Our study has other limitations. First, the reason for the conduction of PCT in the present cohort was to rule out HCC or exclude additional HCC manifestations before transplantation or resection. Therefore, the small present dataset was analyzed in a single-center retrospective study design. This resulted in only 66 eligible patients for inclusion. The sample size was sufficient for detecting strong correlations (> 0.5). However, the detection of significant moderate-sized correlations was not possible, which would have required a minimum of 84 patients. Furthermore, there was a disproportioned distribution of Child–Pugh class within the sample. Thus, the cohort consisted of patients with liver cirrhosis mainly in Child–Pugh class A (35/66, 53%) and B (25/66, 38%), and the main proportion of patients had only low grade or no present esophageal varices in endoscopy, which might be the reason why only 12% had bleeding events and 18% underwent variceal ligation. Unfortunately, due to the retrospective study design, it was impossible to include more patients to account for the mentioned disproportions. In summary, the sample size, especially of patients with liver cirrhosis in Child–Pugh class C (6/66, 9%), might have been too small and underpowered to detect a significant correlation of HPI and Child–Pugh class or variceal grades. Therefore, the results must be limited to patients in Child–Pugh class A and B. Furthermore, the study used only indirect data for the extent of portal hypertension (Child–Pugh score for the extent of liver cirrhosis and HPI). Additional clinical data such as Doppler sonography of the portal vein and invasive measurements of the portal venous and hepatic venous pressures using percutaneous transhepatic catheterization and venous catheterization, respectively, are missing.

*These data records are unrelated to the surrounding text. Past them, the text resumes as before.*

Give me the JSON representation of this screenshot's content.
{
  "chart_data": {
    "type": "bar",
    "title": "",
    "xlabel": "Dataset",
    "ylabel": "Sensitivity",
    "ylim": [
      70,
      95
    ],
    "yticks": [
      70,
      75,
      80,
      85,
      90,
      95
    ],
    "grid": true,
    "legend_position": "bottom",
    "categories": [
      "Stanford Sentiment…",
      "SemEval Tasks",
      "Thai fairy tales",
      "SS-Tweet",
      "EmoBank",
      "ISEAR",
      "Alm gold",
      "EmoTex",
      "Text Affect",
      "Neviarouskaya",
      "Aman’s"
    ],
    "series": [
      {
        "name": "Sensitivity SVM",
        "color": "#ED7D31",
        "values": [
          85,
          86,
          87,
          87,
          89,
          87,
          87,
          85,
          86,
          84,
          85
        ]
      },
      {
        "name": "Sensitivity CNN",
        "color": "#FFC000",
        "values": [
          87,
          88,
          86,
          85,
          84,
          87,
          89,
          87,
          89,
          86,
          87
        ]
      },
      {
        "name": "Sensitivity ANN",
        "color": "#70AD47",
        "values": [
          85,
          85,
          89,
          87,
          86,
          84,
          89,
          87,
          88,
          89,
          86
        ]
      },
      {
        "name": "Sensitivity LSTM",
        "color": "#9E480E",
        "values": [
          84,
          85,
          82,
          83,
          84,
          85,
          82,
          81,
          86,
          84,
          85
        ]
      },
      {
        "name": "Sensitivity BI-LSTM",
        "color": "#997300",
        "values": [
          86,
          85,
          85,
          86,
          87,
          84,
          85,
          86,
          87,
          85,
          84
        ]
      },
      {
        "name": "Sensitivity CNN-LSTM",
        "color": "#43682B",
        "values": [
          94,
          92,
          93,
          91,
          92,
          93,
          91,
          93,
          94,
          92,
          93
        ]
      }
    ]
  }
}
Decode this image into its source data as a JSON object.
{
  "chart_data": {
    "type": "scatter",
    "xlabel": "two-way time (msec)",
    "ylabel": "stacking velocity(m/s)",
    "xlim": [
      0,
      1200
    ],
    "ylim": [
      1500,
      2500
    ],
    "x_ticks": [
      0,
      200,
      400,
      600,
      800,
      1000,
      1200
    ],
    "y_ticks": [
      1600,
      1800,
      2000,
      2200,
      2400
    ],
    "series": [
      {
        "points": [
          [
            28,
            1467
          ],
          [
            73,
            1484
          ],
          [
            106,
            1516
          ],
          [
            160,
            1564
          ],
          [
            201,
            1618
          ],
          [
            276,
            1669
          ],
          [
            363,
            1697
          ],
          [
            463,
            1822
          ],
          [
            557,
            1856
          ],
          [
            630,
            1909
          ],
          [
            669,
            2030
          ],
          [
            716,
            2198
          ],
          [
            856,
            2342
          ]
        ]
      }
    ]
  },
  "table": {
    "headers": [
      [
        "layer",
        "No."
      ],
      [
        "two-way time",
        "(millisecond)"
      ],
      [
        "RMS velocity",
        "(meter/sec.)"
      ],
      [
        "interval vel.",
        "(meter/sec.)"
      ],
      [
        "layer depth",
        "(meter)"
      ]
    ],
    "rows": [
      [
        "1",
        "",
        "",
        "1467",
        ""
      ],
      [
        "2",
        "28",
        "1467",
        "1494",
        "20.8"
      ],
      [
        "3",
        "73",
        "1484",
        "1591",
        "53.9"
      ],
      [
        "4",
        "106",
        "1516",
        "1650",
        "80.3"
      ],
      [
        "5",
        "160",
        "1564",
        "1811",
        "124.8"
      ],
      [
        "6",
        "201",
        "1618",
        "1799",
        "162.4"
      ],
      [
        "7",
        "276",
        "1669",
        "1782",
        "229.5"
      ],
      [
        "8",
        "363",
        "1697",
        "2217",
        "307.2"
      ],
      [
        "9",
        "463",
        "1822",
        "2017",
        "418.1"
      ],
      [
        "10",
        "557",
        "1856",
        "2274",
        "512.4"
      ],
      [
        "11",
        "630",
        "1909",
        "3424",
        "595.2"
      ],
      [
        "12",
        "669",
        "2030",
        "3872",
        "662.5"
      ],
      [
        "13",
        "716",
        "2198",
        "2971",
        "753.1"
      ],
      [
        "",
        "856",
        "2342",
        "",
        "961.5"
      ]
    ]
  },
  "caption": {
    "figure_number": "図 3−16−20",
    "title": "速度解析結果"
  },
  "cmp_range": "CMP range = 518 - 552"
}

In summary, our study data did not show a strong correlation between HPI and the degree of esophageal varices and variceal bleeding, potentially due to a lack of statistical power. Visual identification of the degree of esophageal varices via endoscopy and risk stratification for bleeding with MELD score, Child–Pugh score, or visual CT-parameters such as intraluminal varix protrusion, varix size as well as liver and spleen volume seems to be more robust than noninvasive parameters using PCT.